Finally, A Director Admits It: We're Sick of Dumbed-Down RPGs

In a moment of what I can only describe as beautiful, shocking clarity, a game director actually admitted that players might be getting tired of RPGs with the depth of a kiddie pool.

Brandon Adler, the Game Director for the upcoming The Outer Worlds 2, just said the quiet part out loud. He thinks players want "deeper RPGs." It’s a revolutionary concept, I know. While the rest of the industry has been busy "streamlining" and "smoothing down the rough edges," Adler seems to have noticed that we actually like the rough edges.

The Return of the Crunch

"Players just really want to be able to get in there," Adler said in a recent interview with Danny Peña. "They want to just be able to get the crunchy number stuff, but also just make all the different types of builds they can."

You hear that? That’s the sound of a thousand CRPG nerds weeping with joy. For years, it feels like we've been told that complexity is a bad word. That we need our skill trees simplified, our dialogue options color-coded, and our inventory management handled by a magical fairy who organizes everything for us.
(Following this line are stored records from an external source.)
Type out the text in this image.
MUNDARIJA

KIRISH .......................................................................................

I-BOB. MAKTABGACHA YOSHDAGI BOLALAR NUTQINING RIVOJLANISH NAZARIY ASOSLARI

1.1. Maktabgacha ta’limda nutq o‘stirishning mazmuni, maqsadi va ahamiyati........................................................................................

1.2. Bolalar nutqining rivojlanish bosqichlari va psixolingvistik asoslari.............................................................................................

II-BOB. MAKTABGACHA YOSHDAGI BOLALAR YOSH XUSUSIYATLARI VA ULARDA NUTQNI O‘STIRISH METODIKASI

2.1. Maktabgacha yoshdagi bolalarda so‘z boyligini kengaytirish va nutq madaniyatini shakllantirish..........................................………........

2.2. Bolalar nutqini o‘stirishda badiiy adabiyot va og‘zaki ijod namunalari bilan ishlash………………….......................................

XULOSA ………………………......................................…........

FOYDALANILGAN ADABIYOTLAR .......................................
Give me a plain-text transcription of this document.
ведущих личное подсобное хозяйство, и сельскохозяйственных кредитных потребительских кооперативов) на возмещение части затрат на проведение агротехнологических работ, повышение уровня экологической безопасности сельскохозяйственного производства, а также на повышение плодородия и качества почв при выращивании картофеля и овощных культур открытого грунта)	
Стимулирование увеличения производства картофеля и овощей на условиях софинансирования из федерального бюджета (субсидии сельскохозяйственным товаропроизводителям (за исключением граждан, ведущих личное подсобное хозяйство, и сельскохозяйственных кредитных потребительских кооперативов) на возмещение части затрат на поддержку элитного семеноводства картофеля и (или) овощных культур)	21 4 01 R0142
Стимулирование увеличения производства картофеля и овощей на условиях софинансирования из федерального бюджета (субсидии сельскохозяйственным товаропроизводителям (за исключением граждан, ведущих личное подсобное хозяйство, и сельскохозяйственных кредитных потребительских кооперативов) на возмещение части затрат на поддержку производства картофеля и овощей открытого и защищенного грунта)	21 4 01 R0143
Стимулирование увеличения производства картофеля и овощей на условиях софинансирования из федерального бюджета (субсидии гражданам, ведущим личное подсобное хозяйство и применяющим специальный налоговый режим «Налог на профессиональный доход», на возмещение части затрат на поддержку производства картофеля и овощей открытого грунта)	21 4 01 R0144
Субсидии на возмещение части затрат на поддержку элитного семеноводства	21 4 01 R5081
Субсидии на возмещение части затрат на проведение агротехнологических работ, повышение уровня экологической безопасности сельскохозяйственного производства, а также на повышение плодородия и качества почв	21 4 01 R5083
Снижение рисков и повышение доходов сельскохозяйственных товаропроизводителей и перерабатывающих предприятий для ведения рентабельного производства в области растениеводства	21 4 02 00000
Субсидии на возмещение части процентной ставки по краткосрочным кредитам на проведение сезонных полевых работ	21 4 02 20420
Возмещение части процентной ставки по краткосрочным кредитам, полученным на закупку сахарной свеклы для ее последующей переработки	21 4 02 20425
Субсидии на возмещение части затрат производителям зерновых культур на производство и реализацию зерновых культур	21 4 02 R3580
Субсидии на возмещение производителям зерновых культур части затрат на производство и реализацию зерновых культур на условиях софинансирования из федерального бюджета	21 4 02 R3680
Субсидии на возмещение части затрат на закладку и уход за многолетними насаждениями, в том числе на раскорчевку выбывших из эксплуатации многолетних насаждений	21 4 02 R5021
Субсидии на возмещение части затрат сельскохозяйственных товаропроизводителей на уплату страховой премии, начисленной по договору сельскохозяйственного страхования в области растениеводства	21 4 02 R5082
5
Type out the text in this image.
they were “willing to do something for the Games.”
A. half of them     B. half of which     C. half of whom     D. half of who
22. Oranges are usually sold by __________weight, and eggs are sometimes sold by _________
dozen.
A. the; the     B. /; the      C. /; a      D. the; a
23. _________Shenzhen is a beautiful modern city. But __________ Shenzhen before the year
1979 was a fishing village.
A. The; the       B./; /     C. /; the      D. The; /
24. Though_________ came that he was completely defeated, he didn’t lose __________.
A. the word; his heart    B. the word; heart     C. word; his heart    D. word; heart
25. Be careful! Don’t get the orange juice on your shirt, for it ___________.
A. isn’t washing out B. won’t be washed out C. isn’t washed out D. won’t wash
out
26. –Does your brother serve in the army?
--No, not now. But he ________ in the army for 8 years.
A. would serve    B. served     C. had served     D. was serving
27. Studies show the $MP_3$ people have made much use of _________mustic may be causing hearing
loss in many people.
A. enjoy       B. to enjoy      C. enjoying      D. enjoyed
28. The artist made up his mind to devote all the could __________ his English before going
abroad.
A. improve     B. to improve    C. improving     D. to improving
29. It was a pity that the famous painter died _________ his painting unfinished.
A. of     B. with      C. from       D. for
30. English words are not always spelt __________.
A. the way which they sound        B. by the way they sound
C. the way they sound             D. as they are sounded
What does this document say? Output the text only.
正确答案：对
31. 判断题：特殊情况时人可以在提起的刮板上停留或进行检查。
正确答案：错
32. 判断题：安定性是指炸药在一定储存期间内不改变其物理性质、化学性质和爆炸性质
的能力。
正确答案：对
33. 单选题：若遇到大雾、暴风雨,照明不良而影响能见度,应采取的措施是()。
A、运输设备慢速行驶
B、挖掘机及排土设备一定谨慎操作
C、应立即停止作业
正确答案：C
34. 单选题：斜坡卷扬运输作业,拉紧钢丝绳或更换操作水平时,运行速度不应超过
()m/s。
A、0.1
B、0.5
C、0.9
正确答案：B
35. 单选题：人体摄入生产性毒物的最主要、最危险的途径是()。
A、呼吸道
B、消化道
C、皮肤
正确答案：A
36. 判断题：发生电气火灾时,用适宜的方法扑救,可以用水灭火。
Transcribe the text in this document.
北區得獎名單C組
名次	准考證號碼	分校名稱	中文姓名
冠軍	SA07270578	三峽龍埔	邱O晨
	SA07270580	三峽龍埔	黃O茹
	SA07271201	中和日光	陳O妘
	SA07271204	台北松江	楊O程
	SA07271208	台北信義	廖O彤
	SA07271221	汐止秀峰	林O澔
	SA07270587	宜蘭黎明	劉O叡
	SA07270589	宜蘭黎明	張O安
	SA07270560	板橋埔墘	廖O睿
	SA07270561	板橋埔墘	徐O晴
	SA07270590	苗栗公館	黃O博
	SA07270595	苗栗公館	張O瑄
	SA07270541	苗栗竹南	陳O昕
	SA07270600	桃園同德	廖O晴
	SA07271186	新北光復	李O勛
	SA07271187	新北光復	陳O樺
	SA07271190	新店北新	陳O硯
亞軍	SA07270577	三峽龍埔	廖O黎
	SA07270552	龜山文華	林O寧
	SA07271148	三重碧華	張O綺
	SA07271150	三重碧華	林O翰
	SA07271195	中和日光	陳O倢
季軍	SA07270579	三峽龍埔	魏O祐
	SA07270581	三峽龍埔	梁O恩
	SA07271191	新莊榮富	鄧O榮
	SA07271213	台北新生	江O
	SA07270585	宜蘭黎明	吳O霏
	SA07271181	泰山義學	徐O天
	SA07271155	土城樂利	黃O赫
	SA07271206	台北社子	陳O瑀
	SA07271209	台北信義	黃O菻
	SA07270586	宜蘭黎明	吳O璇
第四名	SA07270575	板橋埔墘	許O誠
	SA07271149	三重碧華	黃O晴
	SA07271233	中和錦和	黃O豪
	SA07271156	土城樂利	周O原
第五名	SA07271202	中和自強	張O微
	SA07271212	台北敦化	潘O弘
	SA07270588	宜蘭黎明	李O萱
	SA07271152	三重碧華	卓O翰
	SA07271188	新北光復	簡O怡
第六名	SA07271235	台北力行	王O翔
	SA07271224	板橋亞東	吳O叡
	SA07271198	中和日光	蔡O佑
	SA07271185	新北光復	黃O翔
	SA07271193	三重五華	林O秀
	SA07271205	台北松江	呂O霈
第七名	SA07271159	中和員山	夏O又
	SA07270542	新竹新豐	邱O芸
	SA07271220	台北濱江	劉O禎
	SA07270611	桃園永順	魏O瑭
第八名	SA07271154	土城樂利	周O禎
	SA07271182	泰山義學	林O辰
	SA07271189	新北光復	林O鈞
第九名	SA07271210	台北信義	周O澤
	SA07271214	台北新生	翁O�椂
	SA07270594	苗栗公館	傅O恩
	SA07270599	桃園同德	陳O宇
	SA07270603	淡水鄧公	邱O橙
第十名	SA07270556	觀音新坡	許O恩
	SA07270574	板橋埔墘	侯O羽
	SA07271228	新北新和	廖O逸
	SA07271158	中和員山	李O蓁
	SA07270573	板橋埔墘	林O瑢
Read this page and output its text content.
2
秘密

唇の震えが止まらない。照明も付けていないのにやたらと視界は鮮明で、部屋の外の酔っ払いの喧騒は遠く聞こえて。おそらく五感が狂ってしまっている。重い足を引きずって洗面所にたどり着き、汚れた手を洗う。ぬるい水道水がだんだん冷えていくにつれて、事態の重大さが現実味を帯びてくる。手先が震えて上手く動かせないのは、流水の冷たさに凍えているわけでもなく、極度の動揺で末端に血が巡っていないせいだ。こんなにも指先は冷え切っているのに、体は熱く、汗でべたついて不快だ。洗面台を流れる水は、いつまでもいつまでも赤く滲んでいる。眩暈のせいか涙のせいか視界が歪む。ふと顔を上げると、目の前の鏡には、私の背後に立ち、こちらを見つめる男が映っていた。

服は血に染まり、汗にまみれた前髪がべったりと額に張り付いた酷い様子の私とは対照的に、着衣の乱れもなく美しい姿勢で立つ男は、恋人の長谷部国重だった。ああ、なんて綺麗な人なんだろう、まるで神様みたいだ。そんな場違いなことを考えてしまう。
And for what? To appeal to some mythical "wider audience" that apparently gets scared off by the mere sight of a stat sheet. It’s a trend that has led to a generation of RPGs that feel more like checklists than actual role-playing experiences.

The Baldur's Gate Elephant

Of course, Adler isn't just pulling this out of thin air. The elephant in the room, the 800-pound gorilla of tactical, story-rich, unapologetically complex role-playing, is Baldur's Gate 3. The game's monumental success wasn't a fluke; it was a goddamn referendum. It proved, in no uncertain terms, that there is a massive, starving audience for deep, intricate RPGs. An audience that wants to get lost in character builds, agonize over dialogue choices, and read 500 pages of in-game lore.

It’s a lesson that Larian Studios seems to understand in its bones, and one that other developers are, hopefully, starting to take notice of. The success of Baldur's Gate 3 is something I've screamed about before, and it seems like the shockwaves are finally hitting the right people.

Hope for Halcyon

Adler says that with The Outer Worlds 2, Obsidian is trying to get back to its roots, focusing on "player agency and player choice and the consequences of those things." It’s music to my ears. The first Outer Worlds was a fun, stylish romp, but it was definitely on the lighter side of the RPG spectrum.

I played a short preview demo of the sequel, and while I didn't see a dramatic overhaul in complexity during the prologue, Adler's comments have me genuinely hopeful. The idea that a major studio is actively choosing to add more crunch, not less, feels like a turning point. Maybe, just maybe, the era of the braindead RPG is finally coming to an end. We can only hope.